We’ll go off into the weeds if I go really deep on The Fallacy Of Cyberspace, suffice it to say that an inflamed, stabby internet is a post nation state thing, not amenable to traditional diplomatic and military influences.
So what do we do about this? The problem really is intractable at a computational level; we have a very complex system that’s evolved in the public IPv4 address space, and to be aware of what’s really going on would require a massive investment in technology, an acceptance of things as they truly are rather than clinging to some outdated nation state theory of political organizing, and most of all we would have to find, foster, and empower those who can make it safe. Sounds innocuous? I just described Big Brother, and we can’t afford to build it even if we could make sound, ethical use of it without wrecking our civil liberties.
There’s another way, between the fascism of the incorrectly named Net Neutrality and the anarchy favored by the leapin’ lizards of LulzSec.
We were a frontier nation and those days are deeply embedded in our national psyche even now, a hundred years after the last conflict with the Chiricahua Apaches was finally resolved. The internet is a permanent frontier of the human mind.
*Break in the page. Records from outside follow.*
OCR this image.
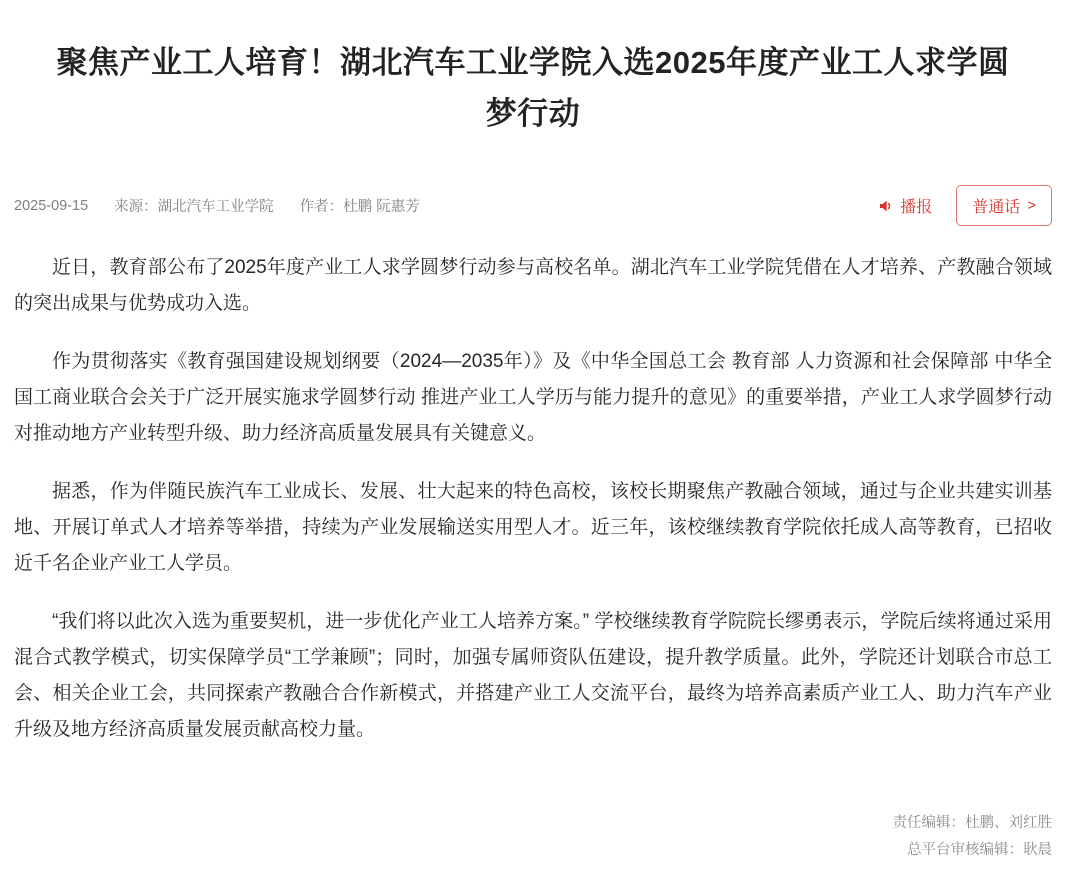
聚焦产业工人培育！湖北汽车工业学院入选2025年度产业工人求学圆梦行动
2025-09-15 来源：湖北汽车工业学院 作者：杜鹏 阮惠芳	播报	普通话 >

近日，教育部公布了2025年度产业工人求学圆梦行动参与高校名单。湖北汽车工业学院凭借在人才培养、产教融合领域的突出成果与优势成功入选。

作为贯彻落实《教育强国建设规划纲要（2024—2035年）》及《中华全国总工会 教育部 人力资源和社会保障部 中华全国工商业联合会关于广泛开展实施求学圆梦行动 推进产业工人学历与能力提升的意见》的重要举措，产业工人求学圆梦行动对推动地方产业转型升级、助力经济高质量发展具有关键意义。

据悉，作为伴随民族汽车工业成长、发展、壮大起来的特色高校，该校长期聚焦产教融合领域，通过与企业共建实训基地、开展订单式人才培养等举措，持续为产业发展输送实用型人才。近三年，该校继续教育学院依托成人高等教育，已招收近千名企业产业工人学员。

“我们将以此次入选为重要契机，进一步优化产业工人培养方案。” 学校继续教育学院院长缪勇表示，学院后续将通过采用混合式教学模式，切实保障学员“工学兼顾”；同时，加强专属师资队伍建设，提升教学质量。此外，学院还计划联合市总工会、相关企业工会，共同探索产教融合合作新模式，并搭建产业工人交流平台，最终为培养高素质产业工人、助力汽车产业升级及地方经济高质量发展贡献高校力量。

责任编辑：杜鹏、刘红胜
总平台审核编辑：耿晨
Accept that freedom, but understand that it is a frontier, and it’s going to act as such.
When trouble arose in Fort Riley or Deadwood the citizens didn't turn to far off Washington, they had men like Seth Bullock and Wild Bill Hickok. Frontiers require a different set of methods and mindsets than a civilized city.
Is the hacker turned knowledge engineer of today the natural successor to the gunslinger of the 1870s? Under certain circumstances the answer is ... perhaps.